From: Costa Rica
Hi all. I've been publishing several DNS servers on the same ISA machine with no problems. They work great. But now I'm trying to publish a DNS on an internal W2K box and .... no success. If try to make a query using nslookup and start network monitor, I found that the query reaches the internal DNS Server but the reply does not reach back to the client. I placed a packet filter receive/send - send/receive - up/down on Local UPD/53 and nothing. If I allow Zone transfers and open TCP/53 the transfer works immediatelly. From time to time the DNS replies but that is 1 in 20 queries. The problem is with UPD. I found an KB article Q312640 that states:
"A DNS server that is configured as a secure NAT or firewall client to ISA Server may stop resolving names. When you restart the DNS service on the internal DNS server or restart the Firewall service on the ISA Server computer, the problem is temporarily resolved. A Network Monitor trace may show that the ISA Server computer is returning "Destination Port Unreachable". This issue could also occur with a UDP program other than DNS."
The ISA Server has SP1. This is a big issue! Any help will be great. Thanks.
From: Recife, PE, Brazil
I have the same problem, but when you query with timeout between 10-20 second (default is 02seconds, just for remember), i can get the answers and this problem continues until i restart the server. After restart, the answer stay fine for a unknown time, reappearing the problem after 01 day/week/month (i just now the problem is occurring, after stops receive mails because the senders cannot resolve mx record)...
If you now a solution (I already running W2k SP2 w/ ISA SP1), please answer us... I have this problem in 04 ISA servers on 04 internet different networks and 04 different servers & nics.
PS: My english is under construction.
quote:Originally posted by tshinder: Hi Alejandro,
Are the DNS servers on the ISA Server contending for the port on the external interface of the ISA Server and preventing publishing?
Here's my scenario which works great and I think addresses your issues.

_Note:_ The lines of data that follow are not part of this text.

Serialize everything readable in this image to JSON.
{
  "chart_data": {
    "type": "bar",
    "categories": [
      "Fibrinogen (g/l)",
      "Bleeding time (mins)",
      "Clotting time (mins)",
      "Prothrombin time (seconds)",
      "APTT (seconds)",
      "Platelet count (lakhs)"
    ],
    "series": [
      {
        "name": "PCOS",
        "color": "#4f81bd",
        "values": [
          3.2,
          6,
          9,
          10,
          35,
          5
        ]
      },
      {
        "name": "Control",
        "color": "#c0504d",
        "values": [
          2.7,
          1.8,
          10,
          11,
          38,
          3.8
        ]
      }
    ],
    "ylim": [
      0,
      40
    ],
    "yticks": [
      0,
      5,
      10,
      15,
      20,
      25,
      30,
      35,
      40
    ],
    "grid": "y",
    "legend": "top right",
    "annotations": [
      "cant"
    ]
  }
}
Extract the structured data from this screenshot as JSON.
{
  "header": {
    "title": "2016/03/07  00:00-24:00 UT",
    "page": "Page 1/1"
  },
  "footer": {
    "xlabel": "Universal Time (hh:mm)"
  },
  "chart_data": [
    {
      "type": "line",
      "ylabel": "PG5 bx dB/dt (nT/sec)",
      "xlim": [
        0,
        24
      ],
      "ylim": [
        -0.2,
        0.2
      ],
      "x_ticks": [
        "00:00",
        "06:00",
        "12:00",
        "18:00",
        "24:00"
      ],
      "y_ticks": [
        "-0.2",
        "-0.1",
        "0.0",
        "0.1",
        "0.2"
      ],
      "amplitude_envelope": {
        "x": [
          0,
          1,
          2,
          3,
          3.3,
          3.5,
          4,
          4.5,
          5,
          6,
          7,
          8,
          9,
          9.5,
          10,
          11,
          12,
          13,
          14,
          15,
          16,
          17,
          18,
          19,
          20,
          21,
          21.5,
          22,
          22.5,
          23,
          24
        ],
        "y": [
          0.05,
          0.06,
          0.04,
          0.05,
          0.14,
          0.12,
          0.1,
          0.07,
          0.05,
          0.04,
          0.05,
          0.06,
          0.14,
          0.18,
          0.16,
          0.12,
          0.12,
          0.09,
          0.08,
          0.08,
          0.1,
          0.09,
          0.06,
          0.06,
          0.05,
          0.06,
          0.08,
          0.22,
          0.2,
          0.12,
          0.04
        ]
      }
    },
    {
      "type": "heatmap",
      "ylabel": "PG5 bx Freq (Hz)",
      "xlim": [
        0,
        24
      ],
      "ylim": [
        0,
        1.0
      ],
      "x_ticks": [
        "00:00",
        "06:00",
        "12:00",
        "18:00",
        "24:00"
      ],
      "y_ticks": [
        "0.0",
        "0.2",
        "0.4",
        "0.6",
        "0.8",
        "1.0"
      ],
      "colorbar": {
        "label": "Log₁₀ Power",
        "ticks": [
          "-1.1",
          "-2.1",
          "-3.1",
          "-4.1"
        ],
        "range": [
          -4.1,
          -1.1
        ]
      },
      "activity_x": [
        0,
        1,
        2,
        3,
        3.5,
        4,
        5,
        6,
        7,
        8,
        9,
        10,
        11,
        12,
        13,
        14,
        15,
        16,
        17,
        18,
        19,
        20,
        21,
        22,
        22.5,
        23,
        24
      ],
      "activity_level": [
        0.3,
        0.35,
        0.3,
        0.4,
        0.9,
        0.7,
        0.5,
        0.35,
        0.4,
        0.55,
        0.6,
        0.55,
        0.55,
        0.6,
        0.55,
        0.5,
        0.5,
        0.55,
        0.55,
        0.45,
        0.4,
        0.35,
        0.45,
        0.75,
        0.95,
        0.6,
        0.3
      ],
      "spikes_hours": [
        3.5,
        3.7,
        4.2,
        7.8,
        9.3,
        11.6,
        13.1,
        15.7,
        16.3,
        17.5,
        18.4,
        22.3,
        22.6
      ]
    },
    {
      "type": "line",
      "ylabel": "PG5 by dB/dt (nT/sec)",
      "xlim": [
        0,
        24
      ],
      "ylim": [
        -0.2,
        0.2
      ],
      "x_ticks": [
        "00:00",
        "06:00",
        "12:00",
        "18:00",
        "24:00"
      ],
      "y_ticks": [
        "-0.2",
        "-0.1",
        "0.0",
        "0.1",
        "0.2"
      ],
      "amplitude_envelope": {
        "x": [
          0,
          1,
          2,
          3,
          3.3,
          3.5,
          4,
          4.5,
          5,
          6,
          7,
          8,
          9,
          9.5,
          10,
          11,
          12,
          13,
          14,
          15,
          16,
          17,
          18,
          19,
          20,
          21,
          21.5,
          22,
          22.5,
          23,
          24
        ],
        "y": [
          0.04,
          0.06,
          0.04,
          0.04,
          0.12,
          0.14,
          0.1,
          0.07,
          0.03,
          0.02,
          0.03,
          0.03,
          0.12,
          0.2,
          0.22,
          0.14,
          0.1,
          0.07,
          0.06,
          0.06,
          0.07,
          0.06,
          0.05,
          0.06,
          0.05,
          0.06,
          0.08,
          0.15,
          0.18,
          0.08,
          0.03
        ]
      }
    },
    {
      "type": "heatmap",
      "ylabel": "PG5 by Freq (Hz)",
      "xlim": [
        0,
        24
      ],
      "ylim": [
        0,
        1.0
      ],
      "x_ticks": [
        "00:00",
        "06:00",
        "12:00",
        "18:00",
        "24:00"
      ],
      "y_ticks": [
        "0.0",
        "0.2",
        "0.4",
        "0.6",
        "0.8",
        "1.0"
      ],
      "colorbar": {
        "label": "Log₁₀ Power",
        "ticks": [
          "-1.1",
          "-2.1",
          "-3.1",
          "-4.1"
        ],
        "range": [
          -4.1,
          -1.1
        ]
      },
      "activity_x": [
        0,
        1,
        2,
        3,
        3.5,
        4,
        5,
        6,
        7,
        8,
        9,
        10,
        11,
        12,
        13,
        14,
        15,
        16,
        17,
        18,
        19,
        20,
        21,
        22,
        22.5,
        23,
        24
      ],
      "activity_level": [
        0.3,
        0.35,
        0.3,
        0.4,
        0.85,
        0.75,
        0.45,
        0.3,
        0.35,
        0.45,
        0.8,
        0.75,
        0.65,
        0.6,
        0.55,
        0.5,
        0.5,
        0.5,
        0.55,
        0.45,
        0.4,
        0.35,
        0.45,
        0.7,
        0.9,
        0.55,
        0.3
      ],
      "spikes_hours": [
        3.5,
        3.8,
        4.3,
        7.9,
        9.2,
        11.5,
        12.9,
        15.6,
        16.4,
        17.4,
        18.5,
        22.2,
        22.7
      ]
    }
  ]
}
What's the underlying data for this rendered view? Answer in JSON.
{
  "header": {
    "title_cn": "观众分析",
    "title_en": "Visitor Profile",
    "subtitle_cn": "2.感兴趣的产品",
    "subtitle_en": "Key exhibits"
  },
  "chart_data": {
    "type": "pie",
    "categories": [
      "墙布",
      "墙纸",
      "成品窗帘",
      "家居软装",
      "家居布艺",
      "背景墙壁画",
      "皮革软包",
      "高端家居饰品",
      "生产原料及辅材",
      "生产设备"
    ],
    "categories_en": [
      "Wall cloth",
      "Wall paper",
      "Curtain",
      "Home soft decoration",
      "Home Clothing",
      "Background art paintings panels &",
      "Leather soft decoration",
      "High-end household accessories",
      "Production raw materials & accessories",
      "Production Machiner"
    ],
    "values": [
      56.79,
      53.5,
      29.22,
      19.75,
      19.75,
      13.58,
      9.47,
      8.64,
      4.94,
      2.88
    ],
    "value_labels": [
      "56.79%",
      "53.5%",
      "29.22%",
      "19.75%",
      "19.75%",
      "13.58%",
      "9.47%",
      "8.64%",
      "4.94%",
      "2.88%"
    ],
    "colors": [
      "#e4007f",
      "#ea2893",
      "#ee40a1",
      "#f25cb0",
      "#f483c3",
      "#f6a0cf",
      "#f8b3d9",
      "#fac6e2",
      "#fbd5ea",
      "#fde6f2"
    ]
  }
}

MachineA - Active Directory enabled DNS (PDC) MachineB - DNS Server for Hosted Internet Sites MachineC - ISA Server with caching only DNS
The idea is to provide DNS services for the Active Directory, the Hosted Internet Sites, AND external internet queries for your internal clients, and also to publish the Hosted Internet Sites to external clients.
MachineC runs DNS server in caching only mode (no zone files) with recursion turned ON. ISA on this machine uses standard Server Publishing rules to publish the DNS server on MachineB for external clients.
MachineB contains the zone files ONLY for the Hosted Sites and has recursion DISABLED. It also has MachineC listed as its default gateway.
The DNS server on MachineA (which has all the Active Directory entries) is configured to use Forwarders without recursion. The first forwarder is to MachineB, the second is to MachineC. MachineA itself has recursion enabled (its only off for the Forwarders).
The client machine has only one DNS entry pointing to MachineA. MachineA tries to resolve the request against the Active Directory. Failing that it goes to the forwarders trying first to resolve against the locally hosted internet sites and then to the ISA server which handles external internet name resolution.
External clients get name resolution directly thru the ISA Server Publishing rules. Since MachineC is listed as the default gateway, query requests know how to find their way back to the ISA box.